So if I have two GLMs, model_1
and model_2
, I know they're nested if every parameter in model_1
also appears in model_2
(or vice versa).
This means I can then use chi-squared/F tests (depending on the choice of error structure in the GLM) to assess whether the two models are significantly different (and favour the simpler model of the two if they aren't). I'm clear on that point.
For example, in the context of motor insurance (my favourite), if I fit two models:
model_1 = intercept + age_factor + vehicle_group_factor
model_2 = intercept + age_factor
Then these two are nested since everything in model 2 also appears in model 1.
Are two models still nested if the second model is a simplification of the first - for example, a banded factor derived from the original factor?
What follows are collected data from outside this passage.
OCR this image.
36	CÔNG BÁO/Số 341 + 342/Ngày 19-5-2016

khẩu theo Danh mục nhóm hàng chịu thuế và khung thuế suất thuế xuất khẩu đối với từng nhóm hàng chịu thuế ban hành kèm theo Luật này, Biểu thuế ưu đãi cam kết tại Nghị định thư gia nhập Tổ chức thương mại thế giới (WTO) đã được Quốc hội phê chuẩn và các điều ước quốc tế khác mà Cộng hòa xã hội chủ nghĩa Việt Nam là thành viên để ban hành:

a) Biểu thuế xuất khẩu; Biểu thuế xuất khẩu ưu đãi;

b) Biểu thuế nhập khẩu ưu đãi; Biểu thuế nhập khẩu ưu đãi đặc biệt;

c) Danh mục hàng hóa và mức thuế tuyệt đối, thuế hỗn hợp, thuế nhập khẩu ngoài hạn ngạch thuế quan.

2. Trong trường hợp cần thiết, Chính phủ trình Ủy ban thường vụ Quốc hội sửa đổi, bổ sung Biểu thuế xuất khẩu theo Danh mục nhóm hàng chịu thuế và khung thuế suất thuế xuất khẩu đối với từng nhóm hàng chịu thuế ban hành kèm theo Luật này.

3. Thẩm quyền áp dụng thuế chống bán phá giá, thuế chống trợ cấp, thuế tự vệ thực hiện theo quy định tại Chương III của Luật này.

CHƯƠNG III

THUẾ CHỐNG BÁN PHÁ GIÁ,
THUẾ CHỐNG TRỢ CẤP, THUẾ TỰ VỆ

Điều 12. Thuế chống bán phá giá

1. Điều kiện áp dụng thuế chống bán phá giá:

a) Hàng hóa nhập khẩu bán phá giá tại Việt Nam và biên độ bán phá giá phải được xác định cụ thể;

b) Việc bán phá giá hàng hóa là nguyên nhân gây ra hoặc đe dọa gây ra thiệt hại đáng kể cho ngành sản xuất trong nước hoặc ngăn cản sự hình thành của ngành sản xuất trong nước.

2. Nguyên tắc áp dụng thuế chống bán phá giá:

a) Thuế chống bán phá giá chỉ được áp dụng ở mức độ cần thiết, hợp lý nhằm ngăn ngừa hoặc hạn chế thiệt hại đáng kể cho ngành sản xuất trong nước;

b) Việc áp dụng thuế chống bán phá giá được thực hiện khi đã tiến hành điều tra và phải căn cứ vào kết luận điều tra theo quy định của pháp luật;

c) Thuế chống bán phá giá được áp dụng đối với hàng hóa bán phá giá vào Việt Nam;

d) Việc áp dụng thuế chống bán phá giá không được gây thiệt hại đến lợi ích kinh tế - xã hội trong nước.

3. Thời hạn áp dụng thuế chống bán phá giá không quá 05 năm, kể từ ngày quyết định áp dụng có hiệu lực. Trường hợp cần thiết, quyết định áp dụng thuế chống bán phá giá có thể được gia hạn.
So if I define a factor vehicle_group_factor_banded
which is a banded version of the original ("small"/"midsize"/"large"), for example:
vehicle_group_factor vehicle_group_factor_banded
1 small
2 small
3 small
4 small
5 small
6 midsize
7 midsize
8 midsize
9 midsize
10 midsize
11 large
12 large
13 large
14 large
15 large
... and then fit:
model_1 = intercept + age_factor + vehicle_group_factor
model_2 = intercept + age_factor + vehicle_group_factor_banded
model_3 = intercept + age_factor
then I know I can say that both (1, 3) and (2, 3) are nested. However are (1, 2) considered to be nested?